Ganti rugi tanah belum kelar, ahli waris kembali blokir jalan perkantoran Bupati Meranti

id Jalan perkantoran Bupati Meranti diblokir ,Pemkab Meranti ,Jalan kantor Bupati Meranti ditutup

Ganti rugi tanah belum kelar, ahli waris kembali blokir jalan perkantoran Bupati Meranti

Evi Andriani, istri ahli waris bersama anaknya berdiri di salah satu jalan Perkantoran Bupati Kepulauan Meranti yang diblokirnya menggunakan seng pada Minggu (30/7/2023) kemarin. (ANTARA/Rahmat Santoso)

Selatpanjang (ANTARA) - Salah satu jalan di komplek Perkantoran Bupati Kepulauan Meranti kembali diblokir oleh sang ahli waris yang mengaku sebagai pemilik tanah.

Pantauan di lapangan, Senin, pemblokiran jalan tersebut buntut dari ganti rugi tanah yang belum kelar. Pemblokiran dilakukan oleh istri ahli waris menggunakan kayu dan ditutup seng sejak Minggu sekitar pukul 17.30 WIB.

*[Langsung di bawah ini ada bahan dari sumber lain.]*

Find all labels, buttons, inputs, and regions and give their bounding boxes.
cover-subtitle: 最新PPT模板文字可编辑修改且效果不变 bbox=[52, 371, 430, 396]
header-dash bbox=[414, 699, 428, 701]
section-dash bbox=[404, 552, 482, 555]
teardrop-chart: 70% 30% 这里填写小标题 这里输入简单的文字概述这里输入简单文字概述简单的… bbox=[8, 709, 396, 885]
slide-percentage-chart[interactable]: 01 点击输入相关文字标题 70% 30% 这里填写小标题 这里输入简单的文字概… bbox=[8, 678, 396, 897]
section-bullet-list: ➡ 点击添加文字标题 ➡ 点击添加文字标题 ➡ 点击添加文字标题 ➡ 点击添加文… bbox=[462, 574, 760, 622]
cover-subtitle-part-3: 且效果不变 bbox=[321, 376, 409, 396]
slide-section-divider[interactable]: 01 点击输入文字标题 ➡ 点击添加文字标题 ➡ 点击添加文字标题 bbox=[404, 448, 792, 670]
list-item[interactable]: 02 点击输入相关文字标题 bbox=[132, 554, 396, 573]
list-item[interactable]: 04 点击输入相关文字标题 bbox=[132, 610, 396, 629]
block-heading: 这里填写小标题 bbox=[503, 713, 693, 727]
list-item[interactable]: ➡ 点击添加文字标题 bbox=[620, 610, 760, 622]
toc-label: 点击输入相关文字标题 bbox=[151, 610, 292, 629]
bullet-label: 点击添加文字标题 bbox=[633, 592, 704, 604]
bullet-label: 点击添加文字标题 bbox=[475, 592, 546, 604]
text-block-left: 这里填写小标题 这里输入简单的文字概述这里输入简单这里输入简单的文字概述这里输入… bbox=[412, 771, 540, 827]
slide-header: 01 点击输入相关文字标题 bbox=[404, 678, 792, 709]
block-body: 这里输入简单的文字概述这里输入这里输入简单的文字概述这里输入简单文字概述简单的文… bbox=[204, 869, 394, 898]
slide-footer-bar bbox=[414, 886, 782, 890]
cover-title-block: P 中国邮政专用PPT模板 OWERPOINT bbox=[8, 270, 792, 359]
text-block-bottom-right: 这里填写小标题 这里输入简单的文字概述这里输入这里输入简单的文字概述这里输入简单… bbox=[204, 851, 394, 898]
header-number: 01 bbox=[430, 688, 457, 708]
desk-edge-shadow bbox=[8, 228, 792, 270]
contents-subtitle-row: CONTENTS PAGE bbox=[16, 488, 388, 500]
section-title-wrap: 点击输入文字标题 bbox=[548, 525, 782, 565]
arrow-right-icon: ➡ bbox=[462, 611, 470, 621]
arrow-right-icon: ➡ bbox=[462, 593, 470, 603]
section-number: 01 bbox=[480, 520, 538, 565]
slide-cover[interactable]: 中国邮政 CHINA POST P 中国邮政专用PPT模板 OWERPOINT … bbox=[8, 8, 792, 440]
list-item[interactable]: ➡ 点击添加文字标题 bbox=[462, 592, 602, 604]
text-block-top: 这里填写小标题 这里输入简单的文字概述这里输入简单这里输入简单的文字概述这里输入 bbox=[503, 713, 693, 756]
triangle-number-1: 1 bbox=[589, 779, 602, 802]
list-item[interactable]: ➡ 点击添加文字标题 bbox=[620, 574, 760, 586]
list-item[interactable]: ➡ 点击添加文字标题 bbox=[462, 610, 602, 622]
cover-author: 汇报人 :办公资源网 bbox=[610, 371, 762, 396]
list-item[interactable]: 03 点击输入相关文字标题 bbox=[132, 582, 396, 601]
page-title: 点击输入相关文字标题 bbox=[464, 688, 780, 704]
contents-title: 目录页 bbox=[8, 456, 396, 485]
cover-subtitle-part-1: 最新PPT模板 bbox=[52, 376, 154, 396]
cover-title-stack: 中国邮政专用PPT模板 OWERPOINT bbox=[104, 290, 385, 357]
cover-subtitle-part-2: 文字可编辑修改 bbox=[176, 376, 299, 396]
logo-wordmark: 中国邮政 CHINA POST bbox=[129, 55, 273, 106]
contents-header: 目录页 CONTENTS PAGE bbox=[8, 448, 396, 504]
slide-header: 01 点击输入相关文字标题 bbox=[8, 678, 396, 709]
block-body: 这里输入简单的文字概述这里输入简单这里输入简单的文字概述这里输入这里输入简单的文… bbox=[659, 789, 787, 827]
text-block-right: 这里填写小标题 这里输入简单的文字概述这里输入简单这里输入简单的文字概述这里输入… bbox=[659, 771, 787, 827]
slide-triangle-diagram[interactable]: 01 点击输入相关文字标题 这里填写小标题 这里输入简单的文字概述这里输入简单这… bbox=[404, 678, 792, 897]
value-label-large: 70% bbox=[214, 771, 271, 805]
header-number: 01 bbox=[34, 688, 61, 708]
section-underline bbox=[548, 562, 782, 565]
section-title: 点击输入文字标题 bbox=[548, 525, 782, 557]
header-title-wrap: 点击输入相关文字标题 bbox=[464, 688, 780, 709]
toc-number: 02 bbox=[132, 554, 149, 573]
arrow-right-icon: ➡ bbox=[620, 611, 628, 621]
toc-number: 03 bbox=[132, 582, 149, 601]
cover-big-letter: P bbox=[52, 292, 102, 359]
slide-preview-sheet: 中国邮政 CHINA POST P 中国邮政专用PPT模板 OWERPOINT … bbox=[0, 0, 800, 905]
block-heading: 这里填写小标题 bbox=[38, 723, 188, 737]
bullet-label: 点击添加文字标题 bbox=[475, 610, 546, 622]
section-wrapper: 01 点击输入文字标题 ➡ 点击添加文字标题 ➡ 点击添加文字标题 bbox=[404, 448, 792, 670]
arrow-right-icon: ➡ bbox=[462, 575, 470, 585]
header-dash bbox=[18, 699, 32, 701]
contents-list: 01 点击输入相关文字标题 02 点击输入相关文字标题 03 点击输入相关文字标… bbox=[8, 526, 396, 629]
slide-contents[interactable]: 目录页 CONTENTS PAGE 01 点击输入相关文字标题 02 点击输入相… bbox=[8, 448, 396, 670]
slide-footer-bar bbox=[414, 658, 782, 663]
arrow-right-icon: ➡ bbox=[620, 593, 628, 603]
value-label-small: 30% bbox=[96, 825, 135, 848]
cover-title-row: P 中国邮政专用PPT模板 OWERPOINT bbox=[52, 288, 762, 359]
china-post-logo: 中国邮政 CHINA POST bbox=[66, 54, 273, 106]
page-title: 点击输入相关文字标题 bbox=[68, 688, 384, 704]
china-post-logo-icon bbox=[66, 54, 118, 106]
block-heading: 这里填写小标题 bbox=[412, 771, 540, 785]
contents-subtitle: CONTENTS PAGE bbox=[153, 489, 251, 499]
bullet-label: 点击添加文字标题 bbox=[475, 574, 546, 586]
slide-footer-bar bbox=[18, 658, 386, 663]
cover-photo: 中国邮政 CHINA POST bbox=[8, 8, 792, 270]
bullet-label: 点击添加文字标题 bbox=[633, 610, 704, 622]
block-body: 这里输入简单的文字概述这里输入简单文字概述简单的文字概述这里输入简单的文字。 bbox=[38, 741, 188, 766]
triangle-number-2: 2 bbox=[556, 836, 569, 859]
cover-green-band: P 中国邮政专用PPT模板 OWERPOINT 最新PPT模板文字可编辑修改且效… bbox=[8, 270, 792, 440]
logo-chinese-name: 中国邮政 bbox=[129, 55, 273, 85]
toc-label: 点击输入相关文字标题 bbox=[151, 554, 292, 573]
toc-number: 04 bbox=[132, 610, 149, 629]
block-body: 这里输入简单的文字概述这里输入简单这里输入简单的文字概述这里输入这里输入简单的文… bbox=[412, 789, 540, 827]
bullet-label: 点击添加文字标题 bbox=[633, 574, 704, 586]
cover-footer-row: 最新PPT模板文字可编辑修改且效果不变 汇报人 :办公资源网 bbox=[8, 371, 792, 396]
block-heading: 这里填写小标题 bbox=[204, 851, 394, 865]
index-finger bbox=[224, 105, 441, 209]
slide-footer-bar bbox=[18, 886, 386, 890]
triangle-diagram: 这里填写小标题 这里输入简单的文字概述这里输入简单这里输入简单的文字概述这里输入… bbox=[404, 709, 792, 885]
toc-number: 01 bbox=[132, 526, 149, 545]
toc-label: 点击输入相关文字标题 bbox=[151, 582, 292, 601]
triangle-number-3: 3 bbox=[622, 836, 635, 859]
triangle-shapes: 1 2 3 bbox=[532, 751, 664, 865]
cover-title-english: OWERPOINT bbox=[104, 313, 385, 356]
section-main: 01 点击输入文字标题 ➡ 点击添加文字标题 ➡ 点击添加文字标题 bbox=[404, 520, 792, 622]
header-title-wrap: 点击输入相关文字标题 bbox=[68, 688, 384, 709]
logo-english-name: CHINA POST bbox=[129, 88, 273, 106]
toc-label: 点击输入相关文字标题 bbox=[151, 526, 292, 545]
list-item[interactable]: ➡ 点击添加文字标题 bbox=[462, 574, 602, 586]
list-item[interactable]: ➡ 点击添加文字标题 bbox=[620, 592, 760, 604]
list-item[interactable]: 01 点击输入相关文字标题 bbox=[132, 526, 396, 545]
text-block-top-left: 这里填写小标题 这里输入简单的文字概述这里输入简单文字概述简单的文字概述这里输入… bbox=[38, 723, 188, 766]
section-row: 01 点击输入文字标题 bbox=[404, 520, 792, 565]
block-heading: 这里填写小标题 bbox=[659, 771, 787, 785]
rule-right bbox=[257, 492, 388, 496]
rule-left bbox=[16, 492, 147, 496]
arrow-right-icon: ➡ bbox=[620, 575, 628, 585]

Sebelumnya, pemblokiran yang sama pada akses keluar masuk sejumlah kantor OPD itu dilakukan ahli waris pada akhir 2022 lalu. Ahli waris diketahui bernama Eddy Suwanto.

Evi Andriani, istri dari ahli waris itu menyebutkan pemblokiran lantaran lahan yang sudah dibangun body jalan tersebut belum ada ganti rugi. Ia mengaku kecewa dan sudah kehilangan kesabaran karena terus dijanjikan oleh Pemkab Kepulauan Meranti.

"Ini memang hak kami, kalau seandainya tanah sudah dibayarkan kami tak akan berbuat seperti ini, kami juga tahu hukum dan paham aturan. Ini sudah sangat keterlaluan dan sudah 11 tahun mengulur-ulur waktu," ungkap Evi.

Tindakan tersebut, kata Evi, diambil melalui keputusan dan musyawarah dengan seluruh ahli waris beserta keluarga setelah haknya tidak dibayar oleh Pemkab.

"Dimulai periode Irwan Nasir (mantan Bupati Meranti 2010-2015 dan 2016-2021), Muhammad Adil (mantan Bupati Meranti periode 2021-2024) dan sampai Asmar (Plt Bupati Meranti) ini hanya janji belaka dan janji kosong saja," sebut Evi lagi.

Diakui Evi bahwa Pemkab Kepulauan Meranti berencana akan mengajukan gugatan adalah sesuatu yang tidak masuk akal. Karena pihaknya memiliki surat lengkap, sementara Pemkab tidak memiliki sehelai pun surat terkait keabsahan lahan tersebut.

"Untuk itu kami harus berani karena ini adalah hak milik kami. Jika Pemda mau menuntut kami, mau surat yang bagaimana semua kami ada," ucapnya.

Ia menuturkan, jika pemblokiran tersebut ingin dibuka maka Pemkab Kepulauan Meranti harus membayar dulu ganti ruginya sebesar Rp1 miliar lebih. Dimana sebelumnya juga sudah diukur dengan ukuran 20 × 130 meter persegi dan per meternya dihargai Rp500 ribu.

"Kita tidak memberatkan Pemda dan bisa dilakukan negosiasi dengan membayar DP-nya dulu sebesar Rp200 juta dan sisanya kapan kita lakukan MoU. Dulu masa pemerintahan Muhammad Adil sudah dijanjikan akan dibayarkan pada APBD Perubahan dan harga permeter Rp 500 ribu juga sudah disetujui," jelas Evi.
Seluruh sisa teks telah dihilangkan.